Kumar, Avinash, Simmi, P. S., Giridhar, Parvatam
Plant cell, tissue, and organ culture 2018 v.134 no.3 pp. 369-382
Agrobacterium radiobacter, Coffea canephora, biosynthesis, cell walls, cellulose, ethylene, explants, galactomannans, galactose, genes, genetically modified organisms, hybridomas, leaves, mannose, silver nitrate, silver thiosulfate, somaclonal variation, somatic embryogenesis, somatic embryos, tissue culture
Direct somatic embryogenesis is favoured over indirect methods for the in vitro propagation of Coffea canephora, as the frequency of somaclonal variation is usually reduced. Ethylene action inhibitors improve the tissue culture response and thus silver nitrate (AgNO₃) is used for direct somatic embryogenesis in coffee. It was observed that silver thiosulphate (STS) that is a more potent ethylene action inhibitor, induced a much robust response in C. canephora cotyledonary leaf explants with 7.49 ± 0.57 and 7.08 ± 0.12 embryos/explant at 60 and 80 µM AgNO₃, respectively compared to 3.3 ± 0.18 embryos/explant at 40 µM AgNO₃. Transient transformation indicated that STS improved the transformation potential of embryos by enhancing Agrobacterium tumefaciens adherence to surfaces. In vitro adherence assays demonstrated that the cell wall material from STS-derived embryos provide a better substratum for adherence of Agrobacterium.
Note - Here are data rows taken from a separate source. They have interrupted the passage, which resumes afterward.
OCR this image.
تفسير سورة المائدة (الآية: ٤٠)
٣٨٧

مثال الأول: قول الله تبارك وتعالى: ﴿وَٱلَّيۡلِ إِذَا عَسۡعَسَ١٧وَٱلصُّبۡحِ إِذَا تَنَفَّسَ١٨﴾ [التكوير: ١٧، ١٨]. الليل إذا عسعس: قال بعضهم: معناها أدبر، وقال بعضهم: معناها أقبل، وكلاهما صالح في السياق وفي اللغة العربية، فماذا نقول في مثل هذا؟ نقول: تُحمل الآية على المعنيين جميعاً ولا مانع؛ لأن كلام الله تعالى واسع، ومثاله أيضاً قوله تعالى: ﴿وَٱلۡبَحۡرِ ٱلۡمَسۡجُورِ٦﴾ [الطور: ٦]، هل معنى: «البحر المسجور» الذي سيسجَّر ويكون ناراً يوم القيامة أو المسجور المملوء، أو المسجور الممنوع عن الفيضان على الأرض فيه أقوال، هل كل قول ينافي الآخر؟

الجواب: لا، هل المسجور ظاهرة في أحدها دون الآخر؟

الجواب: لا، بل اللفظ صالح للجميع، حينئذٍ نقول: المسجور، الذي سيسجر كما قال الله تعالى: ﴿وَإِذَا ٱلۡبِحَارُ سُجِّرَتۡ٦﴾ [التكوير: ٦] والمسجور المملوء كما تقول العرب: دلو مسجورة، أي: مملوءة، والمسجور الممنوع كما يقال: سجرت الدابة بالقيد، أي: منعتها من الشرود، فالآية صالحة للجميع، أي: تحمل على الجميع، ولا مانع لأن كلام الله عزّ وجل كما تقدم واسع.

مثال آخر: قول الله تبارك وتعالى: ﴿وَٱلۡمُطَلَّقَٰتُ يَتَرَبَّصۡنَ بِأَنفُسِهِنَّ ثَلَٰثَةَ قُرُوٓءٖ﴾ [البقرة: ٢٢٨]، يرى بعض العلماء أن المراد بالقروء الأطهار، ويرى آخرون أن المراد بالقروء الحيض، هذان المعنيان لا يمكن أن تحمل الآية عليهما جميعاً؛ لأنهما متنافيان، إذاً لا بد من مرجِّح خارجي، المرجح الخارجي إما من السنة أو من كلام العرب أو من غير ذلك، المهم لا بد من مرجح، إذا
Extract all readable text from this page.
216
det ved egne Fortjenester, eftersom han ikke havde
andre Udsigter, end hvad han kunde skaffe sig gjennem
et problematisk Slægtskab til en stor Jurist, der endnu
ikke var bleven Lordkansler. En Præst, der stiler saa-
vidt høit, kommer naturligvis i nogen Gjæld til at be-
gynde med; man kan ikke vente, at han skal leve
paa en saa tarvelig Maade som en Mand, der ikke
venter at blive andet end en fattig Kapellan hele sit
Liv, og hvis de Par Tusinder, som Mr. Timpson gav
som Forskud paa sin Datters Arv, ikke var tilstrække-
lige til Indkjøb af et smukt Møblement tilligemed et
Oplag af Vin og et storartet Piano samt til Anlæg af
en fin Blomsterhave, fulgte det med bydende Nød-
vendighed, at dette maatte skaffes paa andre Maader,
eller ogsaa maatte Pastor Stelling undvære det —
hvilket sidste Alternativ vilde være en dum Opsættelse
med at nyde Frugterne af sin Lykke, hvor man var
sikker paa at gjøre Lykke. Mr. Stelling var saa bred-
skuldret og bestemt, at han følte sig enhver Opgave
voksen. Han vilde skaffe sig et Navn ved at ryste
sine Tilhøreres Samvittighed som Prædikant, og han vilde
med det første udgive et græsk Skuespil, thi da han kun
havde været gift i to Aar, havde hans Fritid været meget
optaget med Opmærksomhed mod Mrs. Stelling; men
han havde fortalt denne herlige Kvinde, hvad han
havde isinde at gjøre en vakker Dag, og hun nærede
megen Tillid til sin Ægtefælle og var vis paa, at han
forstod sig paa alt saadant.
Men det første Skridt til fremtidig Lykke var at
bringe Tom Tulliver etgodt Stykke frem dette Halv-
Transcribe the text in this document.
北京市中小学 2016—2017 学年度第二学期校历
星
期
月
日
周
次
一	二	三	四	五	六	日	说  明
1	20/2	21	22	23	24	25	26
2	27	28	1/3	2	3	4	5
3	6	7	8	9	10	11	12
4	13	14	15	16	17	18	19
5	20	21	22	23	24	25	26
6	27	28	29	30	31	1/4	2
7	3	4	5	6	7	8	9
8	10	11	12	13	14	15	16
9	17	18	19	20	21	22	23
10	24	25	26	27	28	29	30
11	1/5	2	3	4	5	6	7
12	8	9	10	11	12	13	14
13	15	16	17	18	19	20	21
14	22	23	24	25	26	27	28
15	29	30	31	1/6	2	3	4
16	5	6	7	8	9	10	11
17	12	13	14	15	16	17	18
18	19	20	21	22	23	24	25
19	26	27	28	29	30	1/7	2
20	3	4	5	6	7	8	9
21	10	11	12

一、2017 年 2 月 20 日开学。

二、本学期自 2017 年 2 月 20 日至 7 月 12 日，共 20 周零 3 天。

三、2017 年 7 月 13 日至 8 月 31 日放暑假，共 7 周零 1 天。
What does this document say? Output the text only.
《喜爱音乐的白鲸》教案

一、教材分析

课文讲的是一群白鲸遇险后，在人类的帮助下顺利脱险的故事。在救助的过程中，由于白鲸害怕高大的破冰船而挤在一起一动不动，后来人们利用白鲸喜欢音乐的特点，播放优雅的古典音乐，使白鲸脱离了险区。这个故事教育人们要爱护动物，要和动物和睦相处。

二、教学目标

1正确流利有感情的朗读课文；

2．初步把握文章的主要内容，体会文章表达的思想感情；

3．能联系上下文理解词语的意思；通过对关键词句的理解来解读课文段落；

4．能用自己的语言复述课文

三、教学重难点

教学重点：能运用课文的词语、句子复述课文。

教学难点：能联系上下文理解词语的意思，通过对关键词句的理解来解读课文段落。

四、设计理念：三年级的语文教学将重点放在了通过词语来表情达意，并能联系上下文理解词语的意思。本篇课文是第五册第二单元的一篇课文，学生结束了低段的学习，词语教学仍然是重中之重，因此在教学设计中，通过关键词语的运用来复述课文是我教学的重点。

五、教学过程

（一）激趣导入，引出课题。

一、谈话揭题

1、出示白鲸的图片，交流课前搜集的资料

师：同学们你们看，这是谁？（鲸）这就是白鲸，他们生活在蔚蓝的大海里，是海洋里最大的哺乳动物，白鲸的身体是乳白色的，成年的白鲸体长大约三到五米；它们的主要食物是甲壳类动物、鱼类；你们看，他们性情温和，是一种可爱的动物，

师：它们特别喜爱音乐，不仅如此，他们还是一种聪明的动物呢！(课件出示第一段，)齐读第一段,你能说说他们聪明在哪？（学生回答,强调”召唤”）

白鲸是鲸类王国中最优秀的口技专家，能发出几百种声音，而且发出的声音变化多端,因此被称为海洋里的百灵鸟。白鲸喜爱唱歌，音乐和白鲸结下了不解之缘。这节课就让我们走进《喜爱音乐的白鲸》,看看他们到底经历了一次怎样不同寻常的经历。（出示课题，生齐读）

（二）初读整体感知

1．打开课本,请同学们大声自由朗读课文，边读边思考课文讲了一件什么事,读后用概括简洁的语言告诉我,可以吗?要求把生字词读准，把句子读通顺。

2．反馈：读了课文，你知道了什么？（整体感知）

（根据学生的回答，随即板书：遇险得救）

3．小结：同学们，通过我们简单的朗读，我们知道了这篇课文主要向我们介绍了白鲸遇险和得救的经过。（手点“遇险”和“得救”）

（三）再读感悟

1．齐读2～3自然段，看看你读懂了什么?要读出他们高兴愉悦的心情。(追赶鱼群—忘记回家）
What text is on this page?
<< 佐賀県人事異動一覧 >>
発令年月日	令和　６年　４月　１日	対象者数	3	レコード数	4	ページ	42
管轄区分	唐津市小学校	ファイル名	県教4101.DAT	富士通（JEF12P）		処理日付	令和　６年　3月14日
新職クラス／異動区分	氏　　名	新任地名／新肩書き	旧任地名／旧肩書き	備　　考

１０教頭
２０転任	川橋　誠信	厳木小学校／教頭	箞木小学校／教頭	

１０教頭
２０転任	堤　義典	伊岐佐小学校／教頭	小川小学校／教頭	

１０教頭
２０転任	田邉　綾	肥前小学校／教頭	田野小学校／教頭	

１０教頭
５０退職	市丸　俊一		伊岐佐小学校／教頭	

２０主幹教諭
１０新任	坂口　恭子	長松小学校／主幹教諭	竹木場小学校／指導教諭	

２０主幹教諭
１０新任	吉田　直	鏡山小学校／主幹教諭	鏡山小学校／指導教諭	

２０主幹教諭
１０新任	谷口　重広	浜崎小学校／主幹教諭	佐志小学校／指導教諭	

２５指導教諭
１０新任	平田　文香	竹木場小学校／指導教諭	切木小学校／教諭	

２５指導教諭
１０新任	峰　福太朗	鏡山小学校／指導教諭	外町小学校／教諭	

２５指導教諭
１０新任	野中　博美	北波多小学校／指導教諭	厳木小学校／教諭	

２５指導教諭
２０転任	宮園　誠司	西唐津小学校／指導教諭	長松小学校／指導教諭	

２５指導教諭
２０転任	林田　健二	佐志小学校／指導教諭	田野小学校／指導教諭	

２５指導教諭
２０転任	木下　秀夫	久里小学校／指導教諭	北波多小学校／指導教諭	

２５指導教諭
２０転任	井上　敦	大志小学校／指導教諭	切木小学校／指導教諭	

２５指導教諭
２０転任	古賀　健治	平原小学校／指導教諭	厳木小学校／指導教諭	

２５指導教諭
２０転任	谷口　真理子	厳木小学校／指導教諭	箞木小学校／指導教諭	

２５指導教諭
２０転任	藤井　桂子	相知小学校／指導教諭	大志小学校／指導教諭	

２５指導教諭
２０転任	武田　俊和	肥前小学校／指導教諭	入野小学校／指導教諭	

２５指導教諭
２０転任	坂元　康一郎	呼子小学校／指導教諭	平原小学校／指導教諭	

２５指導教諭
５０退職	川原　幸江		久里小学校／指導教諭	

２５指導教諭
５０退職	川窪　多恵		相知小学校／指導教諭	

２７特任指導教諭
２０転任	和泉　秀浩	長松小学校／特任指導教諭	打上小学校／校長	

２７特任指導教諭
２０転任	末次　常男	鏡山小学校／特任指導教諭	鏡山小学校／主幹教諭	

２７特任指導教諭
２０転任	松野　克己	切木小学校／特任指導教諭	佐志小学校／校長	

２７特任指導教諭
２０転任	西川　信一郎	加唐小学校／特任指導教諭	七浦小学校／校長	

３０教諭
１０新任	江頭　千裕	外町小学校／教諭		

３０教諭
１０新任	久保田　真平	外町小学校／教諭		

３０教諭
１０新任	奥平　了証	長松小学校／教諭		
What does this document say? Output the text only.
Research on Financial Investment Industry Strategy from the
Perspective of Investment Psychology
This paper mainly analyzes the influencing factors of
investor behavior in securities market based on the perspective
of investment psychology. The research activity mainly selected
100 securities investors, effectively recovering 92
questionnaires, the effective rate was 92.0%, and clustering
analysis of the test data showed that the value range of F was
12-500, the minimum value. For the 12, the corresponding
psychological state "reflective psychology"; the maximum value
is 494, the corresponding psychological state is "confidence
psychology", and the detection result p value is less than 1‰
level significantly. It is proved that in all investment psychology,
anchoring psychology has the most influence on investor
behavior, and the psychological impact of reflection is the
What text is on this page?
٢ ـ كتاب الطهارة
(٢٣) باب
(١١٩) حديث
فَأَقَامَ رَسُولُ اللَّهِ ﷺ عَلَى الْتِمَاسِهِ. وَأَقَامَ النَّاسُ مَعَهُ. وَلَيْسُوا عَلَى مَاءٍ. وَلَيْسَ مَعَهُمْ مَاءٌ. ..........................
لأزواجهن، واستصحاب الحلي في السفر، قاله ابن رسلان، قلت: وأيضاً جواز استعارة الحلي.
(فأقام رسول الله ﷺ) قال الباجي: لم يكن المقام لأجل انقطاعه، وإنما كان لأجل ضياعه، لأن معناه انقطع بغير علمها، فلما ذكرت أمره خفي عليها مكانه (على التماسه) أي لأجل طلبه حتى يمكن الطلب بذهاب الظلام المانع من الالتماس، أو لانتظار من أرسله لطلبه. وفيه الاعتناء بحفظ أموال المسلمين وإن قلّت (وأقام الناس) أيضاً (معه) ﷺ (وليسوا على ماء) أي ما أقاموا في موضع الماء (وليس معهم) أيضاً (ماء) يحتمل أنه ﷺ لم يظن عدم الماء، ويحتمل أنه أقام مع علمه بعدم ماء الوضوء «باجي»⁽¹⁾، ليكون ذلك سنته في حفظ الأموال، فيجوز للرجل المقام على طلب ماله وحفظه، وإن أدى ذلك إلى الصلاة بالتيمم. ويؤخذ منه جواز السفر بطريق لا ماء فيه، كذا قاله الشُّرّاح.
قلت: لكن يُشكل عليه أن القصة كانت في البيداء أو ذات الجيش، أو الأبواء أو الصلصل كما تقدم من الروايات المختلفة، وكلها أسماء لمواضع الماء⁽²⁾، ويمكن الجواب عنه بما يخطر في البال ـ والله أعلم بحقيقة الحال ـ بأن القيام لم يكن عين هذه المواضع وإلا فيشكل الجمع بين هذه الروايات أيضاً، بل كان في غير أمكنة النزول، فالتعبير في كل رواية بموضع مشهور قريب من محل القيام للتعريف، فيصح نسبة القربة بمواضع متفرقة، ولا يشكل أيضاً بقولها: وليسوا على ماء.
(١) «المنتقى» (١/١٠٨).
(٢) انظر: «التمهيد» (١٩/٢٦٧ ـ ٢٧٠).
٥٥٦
Furthermore, blocking this substratum with anti-mannan hybridoma supernatant negatively effects the adherence. The presence of galactose and mannose residues in the decomposed cellulose fraction of STS treated somatic embryos are indicative of de-branching and re-modelling of galactomannan in response to ethylene inhibition. Genes of mannan biosynthesis, degradation and de-branching enzyme were affected to different extents in embryos derived in AgNO₃ and STS containing somatic embryogenesis medium. The results indicate that ethylene-mediated cell wall galactomannan remodelling is vital for improving the transgenic potential in coffee.